A Flight (a novel) to Remember Tuesday, March 31, 2015

Filed under: Dorienne,Reading,Writing — kaitco @ 10:01 pm
Tags: , , , , , , ,

Eight years ago, at the age of 22, I sat at the same desk at which I’m currently writing and decided that the only way I was going to learn how I write novels was to sit down and just write one. I’d written two novels earlier, but as they were both completed before the age of 17 and neither were any good, I abandoned the idea of re-writing a previous project and perused my dozens of handwritten notes. I had notes about female football players and towns I’d called Mansfeld and even lengthy notes about what would eventually become Luka, but I sensed that none of these fit what I was trying to do. I needed something about which I was incredibly passionate and into which I could wholeheartedly throw myself without fear of upcoming boredom and, after a suitable amount of brainstorming, Flight, a novel was born.

I’ve written about Flight here a gazillion times because it was my first real effort in writing as an adult, but over the years I’ve simply looked back at it, fondly recalling what it was like to get new comments from Fanfiction.net about it, etc., and I’d shelved it as a long and so-so written story. Last weekend, however, I found myself honestly bored for the first time in…years, and I sought out something swamped with nostalgia. After cruising Netflix for ten minutes, I perked at the idea of re-watching the earlier seasons of Law and Order: SVU and three episodes in, I had an intense urge to revisit Flight.

I hadn’t actually sat down to really read more than a chapter or two of it in likely five years and, as I was already in an SVU mood, I figured I would laugh at my inability to tell a decent story and take a trip down memory lane. And, I was able to take that desired memorable trip…but I haven’t been able to put down my own old book!

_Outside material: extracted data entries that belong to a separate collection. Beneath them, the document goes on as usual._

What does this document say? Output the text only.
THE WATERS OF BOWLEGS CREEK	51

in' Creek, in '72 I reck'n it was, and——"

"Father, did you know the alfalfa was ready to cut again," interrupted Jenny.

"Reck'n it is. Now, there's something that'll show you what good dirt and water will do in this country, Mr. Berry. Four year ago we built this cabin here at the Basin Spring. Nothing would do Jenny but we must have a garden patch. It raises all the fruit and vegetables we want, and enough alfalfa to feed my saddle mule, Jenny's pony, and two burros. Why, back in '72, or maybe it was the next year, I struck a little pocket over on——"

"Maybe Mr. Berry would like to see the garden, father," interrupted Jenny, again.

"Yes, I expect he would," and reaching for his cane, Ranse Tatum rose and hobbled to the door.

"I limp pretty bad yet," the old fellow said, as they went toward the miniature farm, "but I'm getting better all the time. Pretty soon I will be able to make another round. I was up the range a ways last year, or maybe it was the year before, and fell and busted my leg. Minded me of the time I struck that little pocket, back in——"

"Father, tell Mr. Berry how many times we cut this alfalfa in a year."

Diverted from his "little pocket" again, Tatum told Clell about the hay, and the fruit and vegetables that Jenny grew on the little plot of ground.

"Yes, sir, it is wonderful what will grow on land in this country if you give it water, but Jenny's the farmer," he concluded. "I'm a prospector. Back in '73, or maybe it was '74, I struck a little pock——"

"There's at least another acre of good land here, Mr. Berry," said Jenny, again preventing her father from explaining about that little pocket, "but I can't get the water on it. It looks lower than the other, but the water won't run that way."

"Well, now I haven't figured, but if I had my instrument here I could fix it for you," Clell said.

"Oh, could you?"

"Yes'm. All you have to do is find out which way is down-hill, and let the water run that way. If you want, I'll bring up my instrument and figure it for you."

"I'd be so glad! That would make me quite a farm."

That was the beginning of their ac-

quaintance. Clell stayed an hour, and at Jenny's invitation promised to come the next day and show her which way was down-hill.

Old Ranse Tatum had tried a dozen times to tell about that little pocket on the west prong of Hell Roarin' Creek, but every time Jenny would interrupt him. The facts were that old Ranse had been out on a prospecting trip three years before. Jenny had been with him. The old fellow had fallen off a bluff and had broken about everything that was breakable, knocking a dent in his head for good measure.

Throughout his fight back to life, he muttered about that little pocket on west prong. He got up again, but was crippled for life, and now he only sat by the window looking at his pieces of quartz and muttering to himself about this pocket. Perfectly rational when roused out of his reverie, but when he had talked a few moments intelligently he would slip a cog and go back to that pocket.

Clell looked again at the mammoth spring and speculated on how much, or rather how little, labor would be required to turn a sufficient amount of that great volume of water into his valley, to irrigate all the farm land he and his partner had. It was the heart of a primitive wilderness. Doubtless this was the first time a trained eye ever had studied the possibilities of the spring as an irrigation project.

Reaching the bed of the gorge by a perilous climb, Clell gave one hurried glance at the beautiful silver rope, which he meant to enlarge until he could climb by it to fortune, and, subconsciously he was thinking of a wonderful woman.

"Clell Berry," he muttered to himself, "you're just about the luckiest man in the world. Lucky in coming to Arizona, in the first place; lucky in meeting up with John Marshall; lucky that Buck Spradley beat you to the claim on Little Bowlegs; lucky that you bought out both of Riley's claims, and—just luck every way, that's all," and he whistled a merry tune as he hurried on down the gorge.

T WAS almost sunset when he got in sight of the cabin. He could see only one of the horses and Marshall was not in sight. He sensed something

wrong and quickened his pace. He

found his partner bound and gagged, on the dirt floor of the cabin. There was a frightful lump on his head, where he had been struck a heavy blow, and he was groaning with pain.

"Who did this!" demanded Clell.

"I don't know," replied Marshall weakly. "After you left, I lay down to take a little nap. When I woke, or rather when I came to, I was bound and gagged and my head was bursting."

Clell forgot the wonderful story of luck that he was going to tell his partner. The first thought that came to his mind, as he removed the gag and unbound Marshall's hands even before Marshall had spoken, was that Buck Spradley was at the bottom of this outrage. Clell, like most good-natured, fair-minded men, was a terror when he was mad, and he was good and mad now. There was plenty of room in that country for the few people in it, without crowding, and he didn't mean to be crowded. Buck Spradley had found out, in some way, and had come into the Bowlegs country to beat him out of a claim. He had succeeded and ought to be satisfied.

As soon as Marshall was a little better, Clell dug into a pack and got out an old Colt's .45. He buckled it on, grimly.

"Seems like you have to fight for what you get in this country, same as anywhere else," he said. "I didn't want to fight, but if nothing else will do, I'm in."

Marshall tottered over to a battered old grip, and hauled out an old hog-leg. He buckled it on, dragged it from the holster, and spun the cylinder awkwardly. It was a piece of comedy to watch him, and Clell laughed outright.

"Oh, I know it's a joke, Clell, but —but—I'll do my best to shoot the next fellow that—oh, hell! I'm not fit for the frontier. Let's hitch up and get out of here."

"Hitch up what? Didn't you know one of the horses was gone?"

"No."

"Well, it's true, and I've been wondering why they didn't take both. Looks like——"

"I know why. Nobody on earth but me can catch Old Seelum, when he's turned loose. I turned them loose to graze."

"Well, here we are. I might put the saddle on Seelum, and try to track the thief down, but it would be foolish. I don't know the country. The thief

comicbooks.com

There’s something that feels very narcissistic about reading one’s own writing as if reading the works of others, but I can’t help it. There are missing words every few pages, the prose tells the reader everything because I hadn’t learned “show versus tell” yet, the novel is over 450 thousand words, but I can’t help it! This book I wrote when I really had no idea what the deuce I was doing is compelling even to me, the writer, and I love it.

As I’ve been reading my own work, I’ve asked myself, why am I so engaged? It’s not written very well, it goes on too long in certain areas, and one of the plotlines falls completely flat, but I’m captivated. Is it because I’ve been so disappointed in reading the modern fiction of others lately? I wasn’t terribly impressed with The Lovely Bones and, if I’m honest with myself, I’ve likely turned to Flight because I just didn’t want to face reading The Night Circus anymore. It’s hard to say.

I enjoy this old work of mine on so many levels. Years ago, I put it into Kindle form, so I can actually read it like I would any other book, which just makes the process that much more fun. Aside from reading something that’s just generally enjoyable, I get to envision myself eight years younger as I was writing the very words on the page and that’s worth a post all on its own. For example, I was hardly six months into my current Christian Walk when I started the first notes for Flight and it shows. The use of “goddamn” in every other piece of dialogue is so prevalent that I can hardly believe that I wasn’t still an agnostic when I wrote it.

I’ve still got another third of the book left to go, but I’ll admit that I’ve not been this into a book since I read Gaskell’s North and South for the first time. I’m smitten with my own work, as shameful as it at first seemed, and when I shared this revelation, my mother advised that I shouldn’t feel shamed by liking my own writing. She posed that perhaps I write simply so that I’ll have something I want to read. I don’t generally like most modern fiction. Outside of greats like Crichton and King and then Harry Potter, the only books I’ve really loved in the last decade were written in the 19th century by British women…and to be honest, how far off is Potter from there? Before turning to Flight, I was re-reading Frances Hodgson Burnett’s Making of a Marchioness and loving every minute of it.

As I look to my current projects Anne and Jill, I can’t help but see them through different eyes after re-reading Flight. While I don’t wish to fully emulate what I’d created sans-Bachelor’s degree and eight more years of life experience, I do still wish I could recreate the same energy, the same excitement and fervor, in my current work that I had in Flight. Maybe this was what I needed to make peace with my writing endeavours?

As I did with Flight, I write for myself. I write just so that I will have something that I want to read.